Questions about backup strategy

Hi folks,

In my last project, a backup of the indices had been quite unimportant. If gone it's gone, so I only did a snapshot of kibana index once a day.

For my new project I need to create a backup plan. Not loosing data is more important.

Let's say we have an retention time of accessible data in ES for 30 days for timestamp based indices. Additionally we have some entity-centric indices, which are not rotated.

As example requirement let's say I need a backup of the system and need to be able to restore the cluster state for somewhere in last 7 days. What is the right approach?

My understanding looks like the following, please give hints, correct me or point to pitfalls:

  • snapshot is defined to backup all indices
    • is it best practice to snapshot all indices or to exclude the .monitoring-* indices?
  • as snapshots are defined to be lightwight lets say we run them once an hour
    • is there a best practice for max frequency?
    • how lightweight are they? Will it significantly reduce index or query performance when it is running?
  • automatically delete snapshots after 37 days (30 day retention time + 7 days restore window)
    • documentation says: "When a snapshot is deleted from a repository, Elasticsearch deletes all files that are associated with the deleted snapshot and not used by any other snapshots" -> what will be happen if a snapshot contains entity-centric indices like kibana index? What will happen to the snapshot?
      • will it be merged with following snapshots?
      • will it be deleted or will it stay forever?
      • if it stays end the snapshot contains data of entity centric index and by timestamp rotated indices, will the data of rotated indices be deleted inside the snapshot which is marked for deletion, do make it smaller?

If it's unclear what I am asking for, give me a comment, I will try to explain it more specific.

Additional question:
In relational databases like oracle we have the possibility to write archive and redo logs.

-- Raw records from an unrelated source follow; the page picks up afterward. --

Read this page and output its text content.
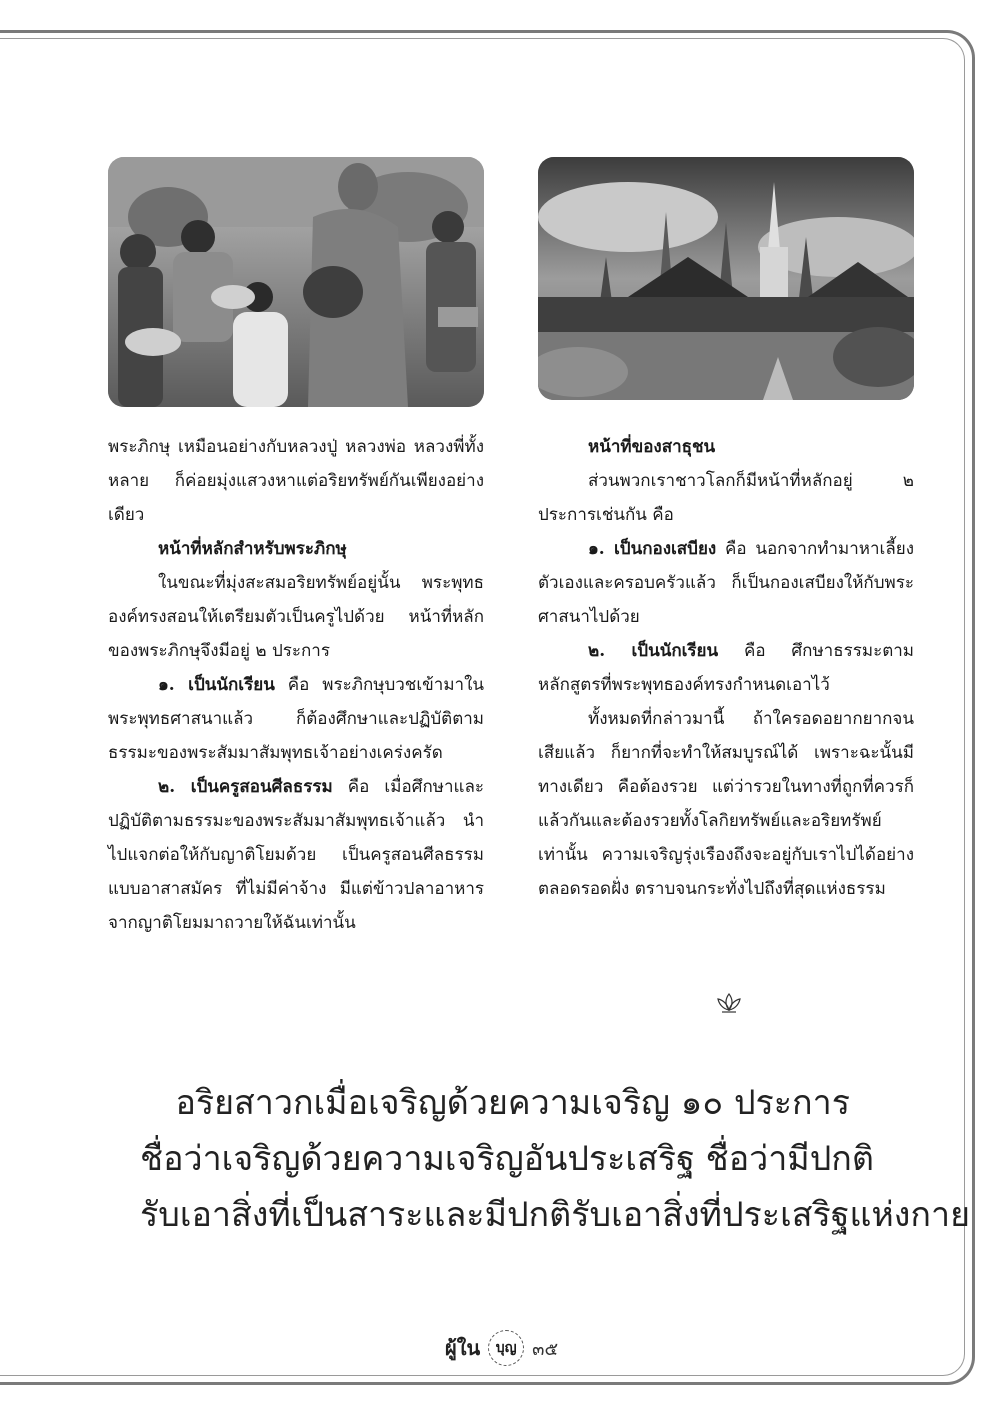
พระภิกษุ เหมือนอย่างกับหลวงปู่ หลวงพ่อ หลวงพี่ทั้งหลาย ก็ค่อยมุ่งแสวงหาแต่อริยทรัพย์กันเพียงอย่างเดียว

หน้าที่หลักสำหรับพระภิกษุ

ในขณะที่มุ่งสะสมอริยทรัพย์อยู่นั้น พระพุทธองค์ทรงสอนให้เตรียมตัวเป็นครูไปด้วย หน้าที่หลักของพระภิกษุจึงมีอยู่ ๒ ประการ

๑. เป็นนักเรียน คือ พระภิกษุบวชเข้ามาในพระพุทธศาสนาแล้ว ก็ต้องศึกษาและปฏิบัติตามธรรมะของพระสัมมาสัมพุทธเจ้าอย่างเคร่งครัด

๒. เป็นครูสอนศีลธรรม คือ เมื่อศึกษาและปฏิบัติตามธรรมะของพระสัมมาสัมพุทธเจ้าแล้ว นำไปแจกต่อให้กับญาติโยมด้วย เป็นครูสอนศีลธรรมแบบอาสาสมัคร ที่ไม่มีค่าจ้าง มีแต่ข้าวปลาอาหารจากญาติโยมมาถวายให้ฉันเท่านั้น

หน้าที่ของสาธุชน

ส่วนพวกเราชาวโลกก็มีหน้าที่หลักอยู่ ๒ ประการเช่นกัน คือ

๑. เป็นกองเสบียง คือ นอกจากทำมาหาเลี้ยงตัวเองและครอบครัวแล้ว ก็เป็นกองเสบียงให้กับพระศาสนาไปด้วย

๒. เป็นนักเรียน คือ ศึกษาธรรมะตามหลักสูตรที่พระพุทธองค์ทรงกำหนดเอาไว้

ทั้งหมดที่กล่าวมานี้ ถ้าใครอดอยากยากจนเสียแล้ว ก็ยากที่จะทำให้สมบูรณ์ได้ เพราะฉะนั้นมีทางเดียว คือต้องรวย แต่ว่ารวยในทางที่ถูกที่ควรก็แล้วกันและต้องรวยทั้งโลกิยทรัพย์และอริยทรัพย์เท่านั้น ความเจริญรุ่งเรืองถึงจะอยู่กับเราไปได้อย่างตลอดรอดฝั่ง ตราบจนกระทั่งไปถึงที่สุดแห่งธรรม

อริยสาวกเมื่อเจริญด้วยความเจริญ ๑๐ ประการ
ชื่อว่าเจริญด้วยความเจริญอันประเสริฐ ชื่อว่ามีปกติ
รับเอาสิ่งที่เป็นสาระและมีปกติรับเอาสิ่งที่ประเสริฐแห่งกาย
ผู้ใน	บุญ ๓๕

So in case of restore you can restore without any data loss until the last transaction before the database crashed. Is there some equivalent in elasticsearch, or is the only possibility to run a small snapshot each few minutes to keep the timespan of data loss as small as possible? What are best practices here if a customer says data loss is inacceptable for me?

Thanks a lot, Andreas

It's normally a good idea to snapshot everything, but it's also recommended to monitor your cluster using a separate monitoring cluster. From the docs:

In production, you should send data to a separate monitoring cluster so that historical monitoring data is available even if the nodes you are monitoring are not.

Taking a snapshot every 30 minutes is not unusual.

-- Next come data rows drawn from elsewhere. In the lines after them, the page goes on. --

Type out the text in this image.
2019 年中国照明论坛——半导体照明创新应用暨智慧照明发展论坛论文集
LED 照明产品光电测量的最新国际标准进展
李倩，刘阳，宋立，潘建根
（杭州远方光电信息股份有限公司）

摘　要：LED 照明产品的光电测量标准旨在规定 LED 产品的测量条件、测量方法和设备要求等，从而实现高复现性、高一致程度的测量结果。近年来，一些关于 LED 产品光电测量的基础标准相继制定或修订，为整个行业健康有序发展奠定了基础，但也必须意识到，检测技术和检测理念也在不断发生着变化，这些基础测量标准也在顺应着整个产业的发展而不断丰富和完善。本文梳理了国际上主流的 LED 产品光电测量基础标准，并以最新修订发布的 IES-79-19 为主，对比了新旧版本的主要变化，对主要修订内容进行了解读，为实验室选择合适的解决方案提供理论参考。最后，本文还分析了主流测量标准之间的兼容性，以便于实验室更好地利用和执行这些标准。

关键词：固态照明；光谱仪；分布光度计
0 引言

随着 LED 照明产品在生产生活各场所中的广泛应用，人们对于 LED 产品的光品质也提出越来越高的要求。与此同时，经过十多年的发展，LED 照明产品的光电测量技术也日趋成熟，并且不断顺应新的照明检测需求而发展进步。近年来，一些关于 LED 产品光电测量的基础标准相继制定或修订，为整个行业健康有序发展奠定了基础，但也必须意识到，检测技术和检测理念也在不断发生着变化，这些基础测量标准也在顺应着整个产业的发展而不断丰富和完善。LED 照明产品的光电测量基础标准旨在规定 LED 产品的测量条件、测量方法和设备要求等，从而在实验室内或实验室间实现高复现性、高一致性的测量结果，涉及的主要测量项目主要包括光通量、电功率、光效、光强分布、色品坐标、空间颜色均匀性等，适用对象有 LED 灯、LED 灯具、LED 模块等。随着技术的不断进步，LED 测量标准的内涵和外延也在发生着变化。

They're mostly blindly copying files that already exist on disk, rather than doing anything computationally expensive. Additionally, the max_snapshot_bytes_per_sec setting limits how fast the snapshot runs. This defaults to 40MB/s, but you can reduce this if you see an excessive performance impact.

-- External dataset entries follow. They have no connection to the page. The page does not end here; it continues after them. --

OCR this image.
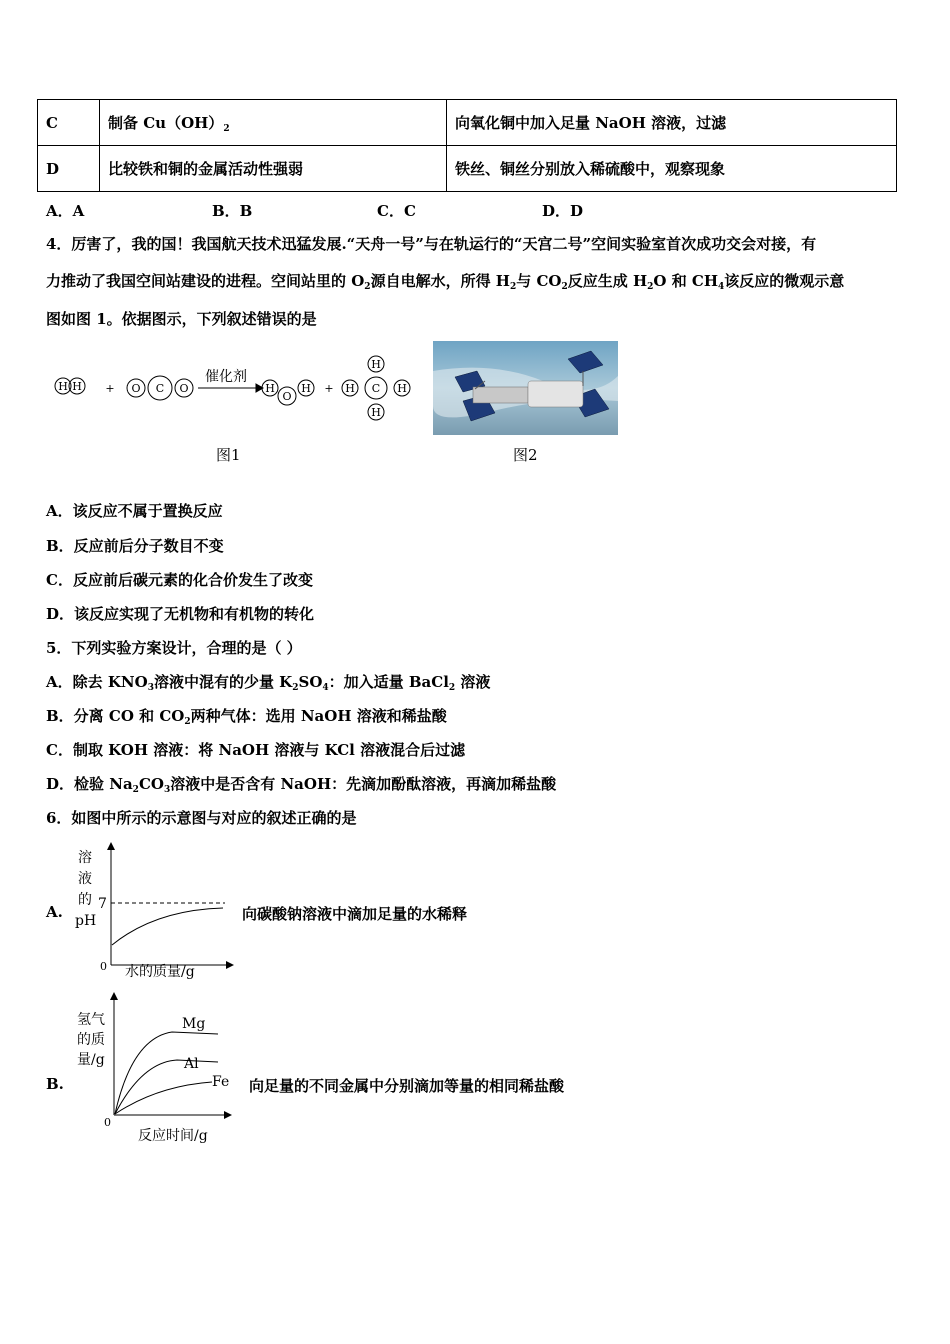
C	制备 $Cu(OH)_2$	向氧化铜中加入足量 NaOH 溶液，过滤
D	比较铁和铜的金属活动性强弱	铁丝、铜丝分别放入稀硫酸中，观察现象
A．A	B．B	C．C	D．D
4．厉害了，我的国！我国航天技术迅猛发展.“天舟一号”与在轨运行的“天宫二号”空间实验室首次成功交会对接，有
力推动了我国空间站建设的进程。空间站里的 $O_2$源自电解水，所得 $H_2$与 $CO_2$反应生成 $H_2O$ 和 $CH_4$该反应的微观示意
图如图 1。依据图示，下列叙述错误的是
H H + O C O	H
O
H +
H
H C H
H
催化剂
图1	图2
A．该反应不属于置换反应
B．反应前后分子数目不变
C．反应前后碳元素的化合价发生了改变
D．该反应实现了无机物和有机物的转化
5．下列实验方案设计，合理的是（ ）
A．除去 $KNO_3$溶液中混有的少量 $K_2SO_4$：加入适量 BaCl$_2$ 溶液
B．分离 CO 和 $CO_2$两种气体：选用 NaOH 溶液和稀盐酸
C．制取 KOH 溶液：将 NaOH 溶液与 KCl 溶液混合后过滤
D．检验 $Na_2CO_3$溶液中是否含有 NaOH：先滴加酚酞溶液，再滴加稀盐酸
6．如图中所示的示意图与对应的叙述正确的是
A.
溶
液
的
pH
7
0 水的质量/g
向碳酸钠溶液中滴加足量的水稀释
B.
氢气
的质
量/g
Mg
Al
Fe
0
反应时间/g
向足量的不同金属中分别滴加等量的相同稀盐酸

A snapshot is made up of multiple objects and each object may belong to more than one snapshot. In a filesystem repository "object" roughly means "file". When taking a new snapshot, it will re-use as many objects as possible from those that already exist in the repository rather than making new copies of this data. Each object is deleted once all of the snapshots to which it belongs are deleted.

Each object belongs to a single index, so if you delete all the snapshots that refer to a particular index then all of the objects for that index will be deleted.

Yes, the equivalent is for each shard to have replicas, which they do by default.

Hey @DavidTurner,
thanks for your fast reply.

But the replica do only help against a number of failing nodes, right? So when my nodes which have the primary shards are failing, the data is still available in replicas.
But in case of some software issue or a user who deletes everything, then I can go only back to my latest valid snapshot while with redo logs I could theoretically restore also the time between last snapshot / backup and crash / accident. Correct?

I just need to know it for correct communicating with project team and customer and to know the limits :wink:

Thanks, Andreas

I see. Yes, snapshots are the only real remedy for this.

This topic was automatically closed 28 days after the last reply. New replies are no longer allowed.